Muchos de los presentes en el complejo de almacenes hablaban idiomas que no eran el inglés, y confiaban en las IA de traducción para comunicarse con los demás. En un momento dado se mantenían conversaciones en doce idiomas distintos, y la utilización de las IA era intensivo. A Art lo desconcertaban. Hubiera deseado conocer todas esas lenguas, a pesar de que la última generación de traductoras era excelente: voces bien moduladas, vocabularios amplios y precisos, gramática cuidada, una fraseología casi exenta de los errores de los programas anteriores que habían provocado tantas situaciones jocosas. Los nuevos programas eran tan buenos que incluso parecía posible que el dominio del idioma inglés que había creado una cultura marciana casi monóglota empezara a retroceder. Los issei naturalmente habían traído consigo sus idiomas nativos, pero el inglés había sido su lingua franca; por consiguiente, los nisei habían utilizado el inglés para hablar entre ellos, mientras que sus idiomas «primarios» habían quedado relegados a la comunicación con sus progenitores, y así durante un tiempo el inglés se convirtió en la lengua nativa de los nativos. Pero ahora, con las nuevas IA traductoras y el continuo flujo de inmigrantes, que hablaban toda la gama de los idiomas terranos, parecía que las cosas tomaban un nuevo giro, pues los nuevos nisei conservaban sus idiomas primarios y utilizaban las IA como lingua franca en vez del inglés.

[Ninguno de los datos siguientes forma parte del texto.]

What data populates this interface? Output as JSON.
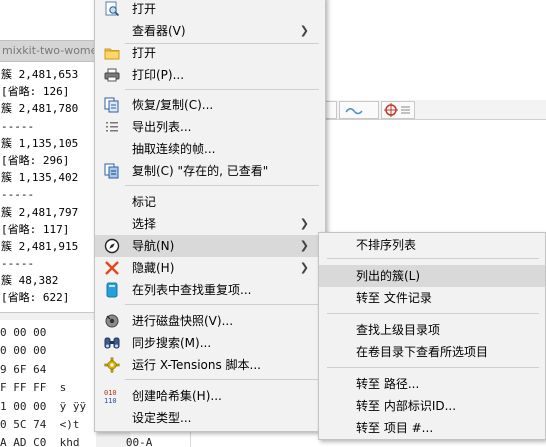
{
  "background": {
    "tab_title": "mixkit-two-wome",
    "cluster_lines": [
      "簇 2,481,653",
      "[省略: 126]",
      "簇 2,481,780",
      "-----",
      "簇 1,135,105",
      "[省略: 296]",
      "簇 1,135,402",
      "-----",
      "簇 2,481,797",
      "[省略: 117]",
      "簇 2,481,915",
      "-----",
      "簇 48,382",
      "[省略: 622]"
    ],
    "hex_rows": [
      "0 00 00",
      "0 00 00",
      "9 6F 64",
      "F FF FF  s",
      "1 00 00  ÿ ÿÿ",
      "0 5C 74  <)t",
      "A AD C0  khd       00-A"
    ]
  },
  "context_menu": {
    "items": [
      {
        "label": "打开",
        "icon": "magnifier-doc-icon"
      },
      {
        "label": "查看器(V)",
        "submenu": true
      },
      {
        "label": "打开",
        "icon": "folder-icon"
      },
      {
        "label": "打印(P)...",
        "icon": "printer-icon"
      },
      {
        "label": "恢复/复制(C)...",
        "icon": "copy-doc-icon"
      },
      {
        "label": "导出列表...",
        "icon": "export-list-icon"
      },
      {
        "label": "抽取连续的帧..."
      },
      {
        "label": "复制(C) \"存在的, 已查看\"",
        "icon": "copy-status-icon"
      },
      {
        "label": "标记"
      },
      {
        "label": "选择",
        "submenu": true
      },
      {
        "label": "导航(N)",
        "icon": "compass-icon",
        "submenu": true,
        "highlighted": true
      },
      {
        "label": "隐藏(H)",
        "icon": "red-x-icon",
        "submenu": true
      },
      {
        "label": "在列表中查找重复项...",
        "icon": "duplicate-icon"
      },
      {
        "label": "进行磁盘快照(V)...",
        "icon": "snapshot-icon"
      },
      {
        "label": "同步搜索(M)...",
        "icon": "binoculars-icon"
      },
      {
        "label": "运行 X-Tensions 脚本...",
        "icon": "gear-icon"
      },
      {
        "label": "创建哈希集(H)...",
        "icon": "hash-icon"
      },
      {
        "label": "设定类型..."
      }
    ]
  },
  "navigation_submenu": {
    "items": [
      {
        "label": "不排序列表"
      },
      {
        "label": "列出的簇(L)",
        "highlighted": true
      },
      {
        "label": "转至 文件记录"
      },
      {
        "label": "查找上级目录项"
      },
      {
        "label": "在卷目录下查看所选项目"
      },
      {
        "label": "转至 路径..."
      },
      {
        "label": "转至 内部标识ID..."
      },
      {
        "label": "转至 项目 #..."
      }
    ]
  }
}
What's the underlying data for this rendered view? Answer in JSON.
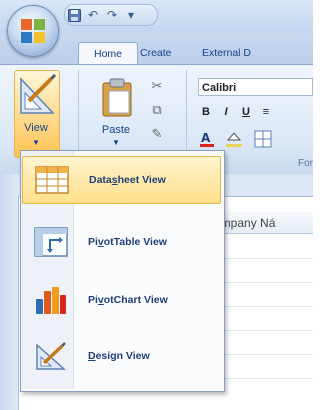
{
  "title_bar": {
    "quick_access": [
      "save",
      "undo",
      "redo",
      "customize"
    ]
  },
  "tabs": [
    {
      "label": "Home",
      "active": true
    },
    {
      "label": "Create",
      "active": false
    },
    {
      "label": "External D",
      "active": false
    }
  ],
  "ribbon": {
    "view": {
      "label": "View"
    },
    "clipboard": {
      "paste_label": "Paste"
    },
    "font": {
      "name": "Calibri",
      "format_buttons": [
        "B",
        "I",
        "U"
      ],
      "group_label": "For"
    }
  },
  "table": {
    "column_header": "ompany Ná"
  },
  "view_menu": {
    "items": [
      {
        "pre": "Data",
        "accel": "s",
        "post": "heet View",
        "icon": "datasheet-view-icon",
        "highlighted": true
      },
      {
        "pre": "Pi",
        "accel": "v",
        "post": "otTable View",
        "icon": "pivottable-view-icon",
        "highlighted": false
      },
      {
        "pre": "Pi",
        "accel": "v",
        "post": "otChart View",
        "icon": "pivotchart-view-icon",
        "highlighted": false
      },
      {
        "pre": "",
        "accel": "D",
        "post": "esign View",
        "icon": "design-view-icon",
        "highlighted": false
      }
    ]
  },
  "colors": {
    "highlight": "#ffe08a",
    "ribbon_text": "#15428b",
    "menu_text": "#1f3f77"
  }
}
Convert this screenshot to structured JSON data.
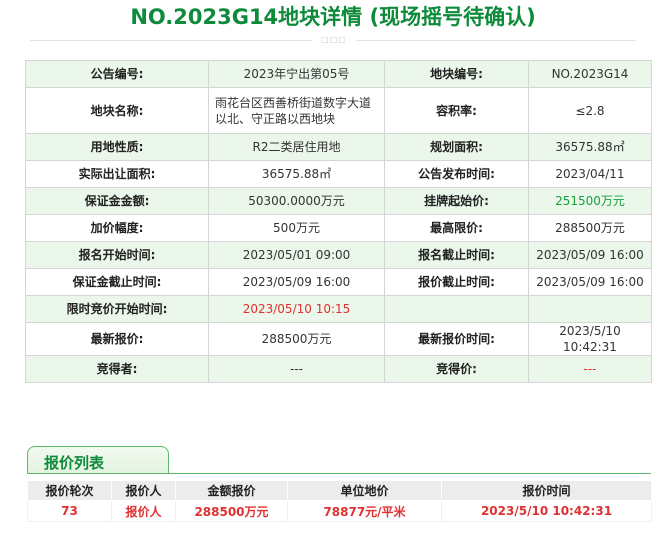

La cuestión lingüística revelaba una complejidad en la población nativa que Art no había advertido hasta entonces. Algunos nativos eran yonsei, la cuarta generación o aún más jóvenes, y eran definitivamente hijos de Marte; pero otros nativos de la misma edad eran los hijos nisei de issei recién llegados, y tendían a mantener unos vínculos más estrechos con la culturas terranas de las que procedían, con todo el conservadurismo que ello implicaba. Podía decirse, pues, que entre estos jóvenes nativos había «conservadores» y «radicales», procedentes de viejos colonos. Y esa división sólo ocasionalmente tenía relación con la etnia o la nacionalidad, si es que estas categorías seguían importándole a alguien. Una noche Art, conversando con dos nativos, un defensor del gobierno global y un anarquista que apoyaba cualquier propuesta de autonomía local, les preguntó por sus orígenes. El padre del globalista era medio japonés, un cuarto irlandés y otro cuarto tanzano; su madre era de madre griega y de padre medio colombiano, medio australiano. El anarquista era de padre nigeriano y de madre hawaiana, y tenía una mezcla de ascendencias filipina, japonesa, polinesia y portuguesa. Art los observó con atención: si uno tuviese que pensar en la votación por bloques étnicos, ¿cómo iban a catalogar a personas como aquéllas? Era imposible. Eran nativos marcianos, nisei, sansei, yonsei: sin importar a qué generación pertenecieran, era la experiencia marciana lo que los había moldeado, areoformado, como Hiroko había predicho. Muchos habían elegido cónyuges con sus mismos antecedentes étnicos o nacionales, pero muchos otros, no. Y cualquiera que fuese su procedencia, sus opiniones políticas por lo general no reflejaban esa procedencia (¿cuál podía ser la posición greco-colombiana-australiana?, se preguntaba Art), sino sus experiencias, que por cierto habían sido diferentes: algunos habían crecido en el seno de la resistencia, otros en las grandes ciudades controladas por la UN, y sólo habían tomado conciencia del movimiento de resistencia con los años, o incluso en el momento mismo de la revolución. Esas diferencias los afectaban mucho más que los lugares en que sus antepasados habían vivido.